La sinistra lotta per l’uguaglianza, la destra per la superiorità; in breve: «La regola della sinistra è l’inclusione, salvo eccezioni, la regola della destra è l’esclusione, salvo eccezioni». E, sottolinea ancora Bobbio in Destra e sinistra, l’uguaglianza è «l’unico criterio che resiste all’usura del tempo». Naturalmente negli ultimi decenni sono molto cambiate le forme di partecipazione politica e di aggregazione: sono nati movimenti e partiti «mostruosi» nei quali coesistono tratti ideologici della destra e della sinistra (basti pensare al dilagare, negli ultimi lustri, del rossobrunismo; tendenza naturalmente non solo italiana), come già era accaduto con i fascismi e, in modo particolarmente evidente, con il nazismo delle camicie brune di Adolf Hitler, che nel 1920 decise di aggiungere l’aggettivo «nazionalsocialista» (Nationalsozialistische) al Partito tedesco dei lavoratori, Deutsche Arbeiterpartei.
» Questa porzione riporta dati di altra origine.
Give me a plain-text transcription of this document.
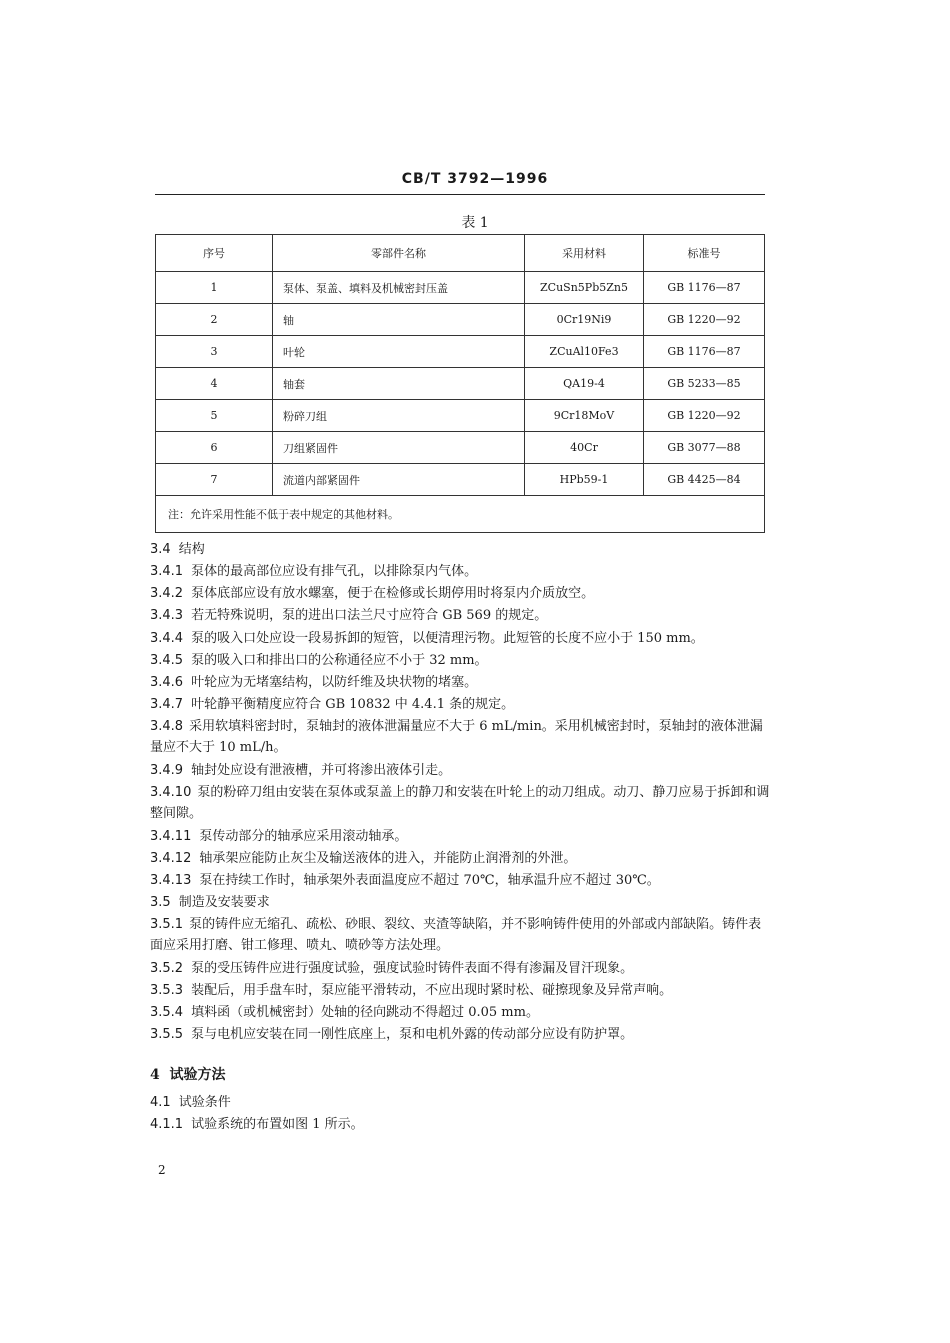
CB/T 3792—1996
表 1
序号	零部件名称	采用材料	标准号
1	泵体、泵盖、填料及机械密封压盖	ZCuSn5Pb5Zn5	GB 1176—87
2	轴	0Cr19Ni9	GB 1220—92
3	叶轮	ZCuAl10Fe3	GB 1176—87
4	轴套	QA19-4	GB 5233—85
5	粉碎刀组	9Cr18MoV	GB 1220—92
6	刀组紧固件	40Cr	GB 3077—88
7	流道内部紧固件	HPb59-1	GB 4425—84
注：允许采用性能不低于表中规定的其他材料。			
3.4 结构
3.4.1 泵体的最高部位应设有排气孔，以排除泵内气体。
3.4.2 泵体底部应设有放水螺塞，便于在检修或长期停用时将泵内介质放空。
3.4.3 若无特殊说明，泵的进出口法兰尺寸应符合 GB 569 的规定。
3.4.4 泵的吸入口处应设一段易拆卸的短管，以便清理污物。此短管的长度不应小于 150 mm。
3.4.5 泵的吸入口和排出口的公称通径应不小于 32 mm。
3.4.6 叶轮应为无堵塞结构，以防纤维及块状物的堵塞。
3.4.7 叶轮静平衡精度应符合 GB 10832 中 4.4.1 条的规定。
3.4.8 采用软填料密封时，泵轴封的液体泄漏量应不大于 6 mL/min。采用机械密封时，泵轴封的液体泄漏量应不大于 10 mL/h。
3.4.9 轴封处应设有泄液槽，并可将渗出液体引走。
3.4.10 泵的粉碎刀组由安装在泵体或泵盖上的静刀和安装在叶轮上的动刀组成。动刀、静刀应易于拆卸和调整间隙。
3.4.11 泵传动部分的轴承应采用滚动轴承。
3.4.12 轴承架应能防止灰尘及输送液体的进入，并能防止润滑剂的外泄。
3.4.13 泵在持续工作时，轴承架外表面温度应不超过 70℃，轴承温升应不超过 30℃。
3.5 制造及安装要求
3.5.1 泵的铸件应无缩孔、疏松、砂眼、裂纹、夹渣等缺陷，并不影响铸件使用的外部或内部缺陷。铸件表面应采用打磨、钳工修理、喷丸、喷砂等方法处理。
3.5.2 泵的受压铸件应进行强度试验，强度试验时铸件表面不得有渗漏及冒汗现象。
3.5.3 装配后，用手盘车时，泵应能平滑转动，不应出现时紧时松、碰擦现象及异常声响。
3.5.4 填料函（或机械密封）处轴的径向跳动不得超过 0.05 mm。
3.5.5 泵与电机应安装在同一刚性底座上，泵和电机外露的传动部分应设有防护罩。
4 试验方法
4.1 试验条件
4.1.1 试验系统的布置如图 1 所示。
2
Ma, esattamente come negli anni Venti del secolo scorso, nessuna persona di sinistra – ed è un dettaglio centrale – riterrebbe oggi di sinistra né i nazisti di ieri né uno di questi odierni mostri «rossobruni» o comunque li si voglia definire. La «sinistra di destra» descritta dall’omonimo libro di Mauro Vanetti, edito da Alegre, è una «sostanza gelatinosa formata, in dosi variabili, da populismo, classismo, razzismo, sessismo e nazionalismo.
I sovranisti di sinistra sostengono che per uscire dalla crisi sarebbe necessario un ripiegamento all’interno dei propri confini, un ritorno alle idee di nazione e patria»; la «sinistra di destra», in questo frangente storico, utilizza termini come «cosmopolita» e «no border», de facto, alla stregua di insulti – al pari di «ultra-atlantista» – e invita a non criminalizzare l’operato di Minniti, e financo a dare ulteriori possibilità alla guardia costiera libica. Invita, in sostanza, a diventare nazionalisti: cioè di destra. Perché, ribadiamolo, «la regola della sinistra è l’inclusione, salvo eccezioni, la regola della destra è l’esclusione, salvo eccezioni».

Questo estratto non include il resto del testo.